Namisu Ixion fountain pen review
The titanium section is stonewashed, while the brass and steel sections have a lightly brushed finish
So probably Bock nibs just suit me and the way I write. They are a bit bouncy (at least in recent years they have been, probably due to a change in the production process), and provide just the right amount of feedback. They have a good flow, especially with a wet and lubricated ink. The wider nibs (medium or broad) occasionally suffer from some skipping or hard starts. But again, a good ink choice solves this problem in my experience.
Namisu Ixion fountain pen review
In the end I'm quite impressed with the product Namisu delivered. It's on the same quality level as the other Namisu pens I own, and the pricing is fairly similar. Even after the Kickstarter, when the Ixion becomes a standard model in their lineup, the pricing should still be rather competitive with similar products from other brands. I paid 30 GBP (38 USD), 38 GBP (49 USD) and 55 GBP (70 USD) respectively for the aluminium, brass and titanium versions, which was at a 40% Kickstarter discount. (Final retail prices will presumably be around 50 GBP, 64 GBP and 92 GBP respectively)

I think Adrien and Maria -the peeps behind the brand- were overwhelmed with the scale of the kickstarter (which outdid any of their earlier projects). But still, that doesn't take away that Namisu's communication has to improve for them to be able to keep their customer base happy. I kept following the comments on the kickstarter page, and I'm already seeing a positive evolution, with people getting replies to their emails and receiving replacements where necessary.

Note: This product was bought with my own funds. I was in no way influenced in the making of this review, the opinions shared in this review are completely my own! This post does not contain affiliate links.
Namisu Ixion fountain pen review


  1. Thanks for the review Dries - like you, I'm pretty happy with my Ixion (though not the delays and lack of communication).
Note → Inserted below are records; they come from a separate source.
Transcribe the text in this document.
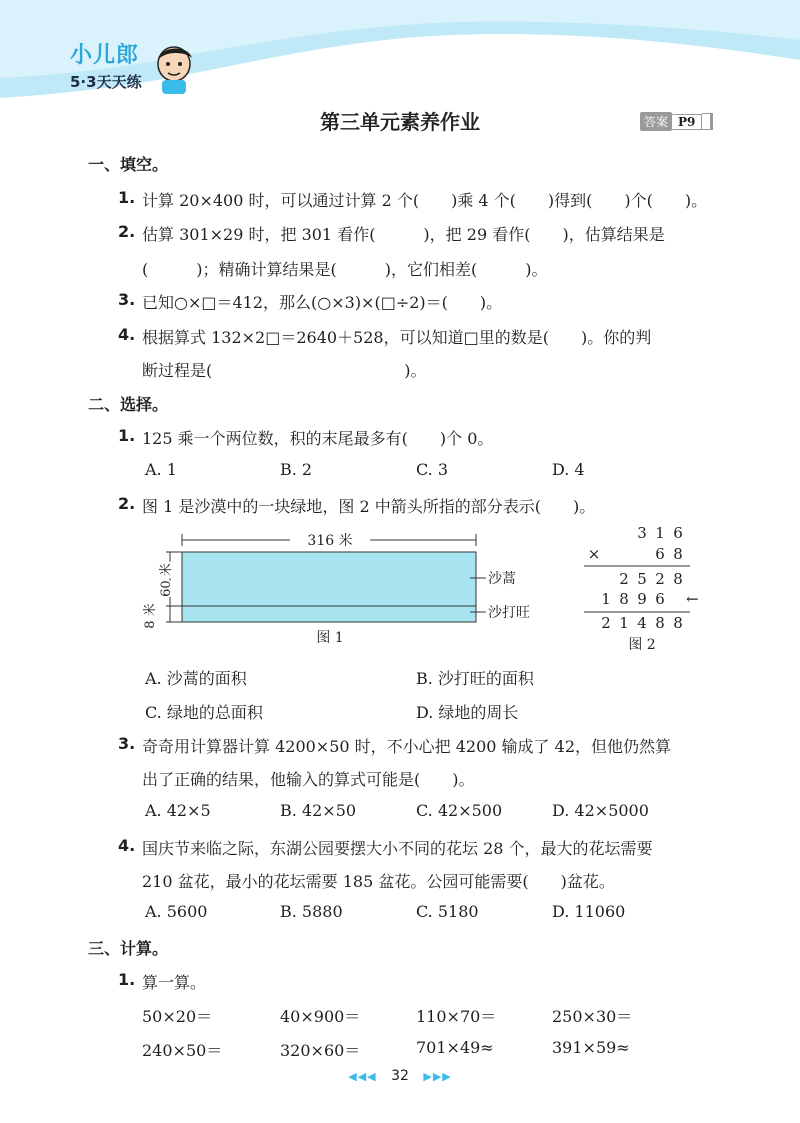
小儿郎
5·3天天练
第三单元素养作业	答案 P9
一、填空。
1. 计算 20×400 时，可以通过计算 2 个(　　)乘 4 个(　　)得到(　　)个(　　)。
2. 估算 301×29 时，把 301 看作(　　　)，把 29 看作(　　)，估算结果是
(　　　)；精确计算结果是(　　　)，它们相差(　　　)。
3. 已知○×□＝412，那么(○×3)×(□÷2)＝(　　)。
4. 根据算式 132×2□＝2640＋528，可以知道□里的数是(　　)。你的判
断过程是(　　　　　　　　　　　　)。
二、选择。
1. 125 乘一个两位数，积的末尾最多有(　　)个 0。
A. 1	B. 2	C. 3	D. 4
2. 图 1 是沙漠中的一块绿地，图 2 中箭头所指的部分表示(　　)。
316 米
60 米
8 米
沙蒿
沙打旺
图 1
3 1 6
×	6 8
2 5 2 8
1 8 9 6
2 1 4 8 8
←
图 2
A. 沙蒿的面积	B. 沙打旺的面积
C. 绿地的总面积	D. 绿地的周长
3. 奇奇用计算器计算 4200×50 时，不小心把 4200 输成了 42，但他仍然算
出了正确的结果，他输入的算式可能是(　　)。
A. 42×5	B. 42×50	C. 42×500	D. 42×5000
4. 国庆节来临之际，东湖公园要摆大小不同的花坛 28 个，最大的花坛需要
210 盆花，最小的花坛需要 185 盆花。公园可能需要(　　)盆花。
A. 5600	B. 5880	C. 5180	D. 11060
三、计算。
1. 算一算。
50×20＝	40×900＝	110×70＝	250×30＝
240×50＝	320×60＝	701×49≈	391×59≈
◀◀◀ 32 ▶▶▶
One comment re the nibs, if I may: I have several (mostly Kickstarter) pens that use the same nib unit as the Ixion, so I'm quite familiar with Bock nibs and enjoy them very much - but the EF nib that arrived with my Ixion was scratchy, with badly misaligned tines. I couldn't fix it, but Namisu were kind enough to send a replacement - which also had misaligned tines, but this time not beyond my capacity to repair.

    It looks to me like Namisu are the 'victims' rather than the perpetrators of their nib problem: Bock was (apparently) very late filling their order, and appear to have delivered a much higher proportion of duds than usual. Perhaps Bock were so overwhelmed by their *own* workload that they let their usual standards for QC slide?

    Whatever the story, the Ixion *is* a wonderful pen - and I appreciate your impartial but appreciative review!

    1. Yeah, I definitely agree with you on this. It must've been an order of something like 3000-5000 nibs. In such a short notice, Bock probably skimped on the QC a bit... Let's hope they can pull themselves together and make sure that doesn't happen again in the future (although it's probably too optimistic to imagine a world without faulty nibs haha)

      Anyway, I'm glad you like your Ixion as well! Write on!